Japanese singer and lyre performer

Youmi Kimura (木村 弓, Kimura Yumi) is a Japanese singer and lyre performer. She is best known for her compositions on the soundtracks of Studio Ghibli films.

== Career ==

Kimura was born in Osaka Prefecture and attended Kobe College. She studied the piano at California State University, Fresno. After returning to Japan, she began performing as a vocalist with lyre accompaniment in 1988.

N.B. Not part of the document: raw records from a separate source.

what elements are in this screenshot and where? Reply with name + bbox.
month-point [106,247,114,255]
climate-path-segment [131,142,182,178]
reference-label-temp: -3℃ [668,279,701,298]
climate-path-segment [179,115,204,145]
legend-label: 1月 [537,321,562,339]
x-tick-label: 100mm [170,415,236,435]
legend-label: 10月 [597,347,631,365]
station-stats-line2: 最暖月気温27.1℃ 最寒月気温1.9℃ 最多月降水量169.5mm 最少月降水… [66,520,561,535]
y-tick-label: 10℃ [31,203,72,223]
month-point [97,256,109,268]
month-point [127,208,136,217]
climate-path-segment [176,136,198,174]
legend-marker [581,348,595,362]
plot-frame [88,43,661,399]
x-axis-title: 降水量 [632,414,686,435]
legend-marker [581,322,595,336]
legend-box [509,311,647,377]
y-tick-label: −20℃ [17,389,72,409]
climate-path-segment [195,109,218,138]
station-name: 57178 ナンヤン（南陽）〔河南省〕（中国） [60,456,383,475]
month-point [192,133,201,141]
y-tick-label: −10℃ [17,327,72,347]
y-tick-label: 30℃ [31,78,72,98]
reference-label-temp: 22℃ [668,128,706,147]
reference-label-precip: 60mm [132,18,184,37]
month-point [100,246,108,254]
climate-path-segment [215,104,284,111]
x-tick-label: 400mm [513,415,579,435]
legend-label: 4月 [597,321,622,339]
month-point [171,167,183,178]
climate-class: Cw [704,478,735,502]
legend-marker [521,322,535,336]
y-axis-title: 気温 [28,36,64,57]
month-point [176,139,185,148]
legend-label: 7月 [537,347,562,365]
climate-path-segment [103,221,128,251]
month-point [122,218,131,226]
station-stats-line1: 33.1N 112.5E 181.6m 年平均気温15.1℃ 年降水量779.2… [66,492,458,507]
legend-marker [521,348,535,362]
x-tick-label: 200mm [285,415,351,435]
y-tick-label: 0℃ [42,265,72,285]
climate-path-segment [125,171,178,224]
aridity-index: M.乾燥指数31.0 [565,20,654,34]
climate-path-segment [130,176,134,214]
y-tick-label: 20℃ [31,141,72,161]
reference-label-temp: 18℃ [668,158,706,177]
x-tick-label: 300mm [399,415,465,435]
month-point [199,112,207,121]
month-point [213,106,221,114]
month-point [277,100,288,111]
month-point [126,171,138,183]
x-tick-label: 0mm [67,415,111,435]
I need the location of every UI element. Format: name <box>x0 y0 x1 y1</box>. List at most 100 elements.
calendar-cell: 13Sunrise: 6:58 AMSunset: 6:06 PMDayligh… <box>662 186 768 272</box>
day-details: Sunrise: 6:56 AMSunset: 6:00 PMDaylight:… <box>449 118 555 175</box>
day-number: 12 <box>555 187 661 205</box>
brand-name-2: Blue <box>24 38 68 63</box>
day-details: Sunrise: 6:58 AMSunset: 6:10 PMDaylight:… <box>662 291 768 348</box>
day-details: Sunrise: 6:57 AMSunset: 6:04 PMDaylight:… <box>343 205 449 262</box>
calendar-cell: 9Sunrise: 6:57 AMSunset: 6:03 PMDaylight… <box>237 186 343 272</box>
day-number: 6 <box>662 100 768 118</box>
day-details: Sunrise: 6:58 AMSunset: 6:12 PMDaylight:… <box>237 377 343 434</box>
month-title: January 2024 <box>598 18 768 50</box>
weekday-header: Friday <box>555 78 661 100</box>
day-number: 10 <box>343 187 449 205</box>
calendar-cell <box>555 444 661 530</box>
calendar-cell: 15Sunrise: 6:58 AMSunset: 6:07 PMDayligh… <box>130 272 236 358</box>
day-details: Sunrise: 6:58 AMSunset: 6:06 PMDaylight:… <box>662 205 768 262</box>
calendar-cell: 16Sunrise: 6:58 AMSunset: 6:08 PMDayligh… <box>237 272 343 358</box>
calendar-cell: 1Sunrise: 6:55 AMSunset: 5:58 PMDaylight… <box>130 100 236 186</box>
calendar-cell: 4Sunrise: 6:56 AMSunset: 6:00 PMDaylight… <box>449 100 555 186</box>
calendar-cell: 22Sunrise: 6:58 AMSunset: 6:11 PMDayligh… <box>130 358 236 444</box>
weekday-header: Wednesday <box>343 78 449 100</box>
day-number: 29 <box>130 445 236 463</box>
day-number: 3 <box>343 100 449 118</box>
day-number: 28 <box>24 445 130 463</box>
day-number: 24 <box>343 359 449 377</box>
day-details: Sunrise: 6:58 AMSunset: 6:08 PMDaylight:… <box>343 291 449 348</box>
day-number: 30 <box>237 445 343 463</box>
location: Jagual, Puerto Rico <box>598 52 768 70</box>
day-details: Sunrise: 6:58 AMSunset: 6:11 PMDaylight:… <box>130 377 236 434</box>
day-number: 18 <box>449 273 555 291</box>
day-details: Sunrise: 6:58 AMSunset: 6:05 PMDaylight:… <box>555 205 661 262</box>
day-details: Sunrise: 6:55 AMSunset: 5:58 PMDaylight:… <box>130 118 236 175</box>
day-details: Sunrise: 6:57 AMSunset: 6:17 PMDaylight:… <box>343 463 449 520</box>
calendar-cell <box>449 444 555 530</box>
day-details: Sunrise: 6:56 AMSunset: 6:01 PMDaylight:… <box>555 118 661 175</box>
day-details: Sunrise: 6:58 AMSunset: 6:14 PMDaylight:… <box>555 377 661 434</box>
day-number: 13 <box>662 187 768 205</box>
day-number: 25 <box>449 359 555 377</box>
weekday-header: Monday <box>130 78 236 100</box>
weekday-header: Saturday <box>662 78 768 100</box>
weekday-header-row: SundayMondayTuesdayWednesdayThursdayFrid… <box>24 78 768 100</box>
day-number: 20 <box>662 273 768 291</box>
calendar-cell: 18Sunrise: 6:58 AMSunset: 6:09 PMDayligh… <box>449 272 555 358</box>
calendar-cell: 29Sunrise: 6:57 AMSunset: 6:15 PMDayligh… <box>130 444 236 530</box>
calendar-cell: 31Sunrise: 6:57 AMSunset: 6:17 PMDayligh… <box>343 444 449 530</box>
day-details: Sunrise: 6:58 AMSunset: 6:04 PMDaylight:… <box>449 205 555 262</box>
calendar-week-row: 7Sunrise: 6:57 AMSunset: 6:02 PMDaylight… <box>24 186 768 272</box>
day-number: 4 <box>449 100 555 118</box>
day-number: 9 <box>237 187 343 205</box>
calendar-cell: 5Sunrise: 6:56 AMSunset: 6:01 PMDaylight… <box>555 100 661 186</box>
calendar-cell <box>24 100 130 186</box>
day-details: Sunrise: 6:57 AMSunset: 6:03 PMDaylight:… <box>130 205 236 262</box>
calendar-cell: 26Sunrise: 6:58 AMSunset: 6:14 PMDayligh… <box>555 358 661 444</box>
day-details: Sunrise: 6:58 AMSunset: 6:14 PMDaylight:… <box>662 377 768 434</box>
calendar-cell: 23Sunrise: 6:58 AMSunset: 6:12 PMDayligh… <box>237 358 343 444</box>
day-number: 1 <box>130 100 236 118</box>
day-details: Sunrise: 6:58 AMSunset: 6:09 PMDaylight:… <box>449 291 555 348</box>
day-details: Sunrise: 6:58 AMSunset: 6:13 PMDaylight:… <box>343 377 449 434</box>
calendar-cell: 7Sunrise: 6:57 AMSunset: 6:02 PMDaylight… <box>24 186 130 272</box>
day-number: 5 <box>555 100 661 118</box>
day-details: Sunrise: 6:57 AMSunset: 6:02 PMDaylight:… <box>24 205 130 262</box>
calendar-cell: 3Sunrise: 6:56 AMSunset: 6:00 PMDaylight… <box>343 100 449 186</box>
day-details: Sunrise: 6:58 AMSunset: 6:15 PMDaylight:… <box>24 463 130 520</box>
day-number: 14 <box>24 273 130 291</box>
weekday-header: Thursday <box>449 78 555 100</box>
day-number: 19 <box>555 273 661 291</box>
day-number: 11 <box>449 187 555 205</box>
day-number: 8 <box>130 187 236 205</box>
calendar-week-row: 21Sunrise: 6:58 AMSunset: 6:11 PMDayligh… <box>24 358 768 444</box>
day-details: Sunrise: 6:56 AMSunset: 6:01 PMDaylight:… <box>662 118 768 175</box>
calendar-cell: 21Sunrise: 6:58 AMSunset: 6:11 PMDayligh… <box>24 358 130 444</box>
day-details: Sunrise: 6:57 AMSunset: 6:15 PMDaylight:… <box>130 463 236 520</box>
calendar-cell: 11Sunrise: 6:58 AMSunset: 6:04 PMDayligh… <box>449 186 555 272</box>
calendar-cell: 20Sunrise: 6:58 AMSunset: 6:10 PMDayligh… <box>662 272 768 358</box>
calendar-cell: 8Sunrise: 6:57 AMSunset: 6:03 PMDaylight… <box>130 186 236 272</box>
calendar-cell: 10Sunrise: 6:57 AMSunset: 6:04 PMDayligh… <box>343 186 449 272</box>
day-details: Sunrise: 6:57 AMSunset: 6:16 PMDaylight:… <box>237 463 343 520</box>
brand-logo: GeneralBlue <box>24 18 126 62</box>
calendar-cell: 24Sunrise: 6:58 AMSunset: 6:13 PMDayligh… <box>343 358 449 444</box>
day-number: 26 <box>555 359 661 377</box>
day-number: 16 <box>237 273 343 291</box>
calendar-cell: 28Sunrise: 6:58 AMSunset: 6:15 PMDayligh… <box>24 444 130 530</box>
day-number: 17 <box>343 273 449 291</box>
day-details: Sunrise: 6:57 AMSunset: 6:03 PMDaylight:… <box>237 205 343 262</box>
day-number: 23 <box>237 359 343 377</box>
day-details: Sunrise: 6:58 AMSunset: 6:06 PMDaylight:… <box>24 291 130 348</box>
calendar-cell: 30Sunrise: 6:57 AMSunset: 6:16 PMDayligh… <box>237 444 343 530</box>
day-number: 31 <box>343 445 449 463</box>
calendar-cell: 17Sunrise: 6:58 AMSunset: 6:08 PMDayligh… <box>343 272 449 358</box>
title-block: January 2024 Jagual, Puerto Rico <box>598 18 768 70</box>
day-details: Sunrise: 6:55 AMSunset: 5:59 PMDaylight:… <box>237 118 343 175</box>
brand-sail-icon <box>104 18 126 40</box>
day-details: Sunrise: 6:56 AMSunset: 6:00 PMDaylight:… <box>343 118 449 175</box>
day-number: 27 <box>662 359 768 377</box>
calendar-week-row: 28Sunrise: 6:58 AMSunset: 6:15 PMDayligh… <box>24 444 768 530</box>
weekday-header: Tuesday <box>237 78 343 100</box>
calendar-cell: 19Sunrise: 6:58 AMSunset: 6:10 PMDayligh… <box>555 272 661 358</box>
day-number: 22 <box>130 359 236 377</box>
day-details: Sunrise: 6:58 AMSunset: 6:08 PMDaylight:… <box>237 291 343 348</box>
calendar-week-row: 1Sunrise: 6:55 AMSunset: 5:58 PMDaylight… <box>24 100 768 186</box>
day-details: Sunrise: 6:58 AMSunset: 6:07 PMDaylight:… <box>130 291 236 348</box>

Taking inspiration from the films of Hayao Miyazaki, Kimura recorded the song "Always With Me". Miyazaki favored the song, and planned to use it in his project "Rin the Chimney Painter", which was ultimately canceled. It was eventually used as the closing theme of Spirited Away (2001). She reflected on Spirited Away receiving the Academy Award for Best Animated Feature in 2003, saying "the view of the world Miyazaki animation impressed on people's hearts transcends culture and lifestyle."

Kimura wrote the song "Promise of the World", which was rearranged and featured as the closing theme of another of Miyazaki's films, Howl's Moving Castle (2004).

== Accolades ==

"Always With Me" placed 43rd on the 2001 annual singles chart in Japan, with an estimated 404,000 CD sales. Along with Joe Hisaishi, Kimura was awarded the Music Award at the 56th Mainichi Film Awards for their work on the soundtrack of Spirited Away. She also received a Special Award from the Association at the 25th Japan Academy Film Prize.

In 2005, Kimura was presented with the Los Angeles Film Critics Association Award for Best Music along with Joe Hisaishi for their work on Howl's Moving Castle.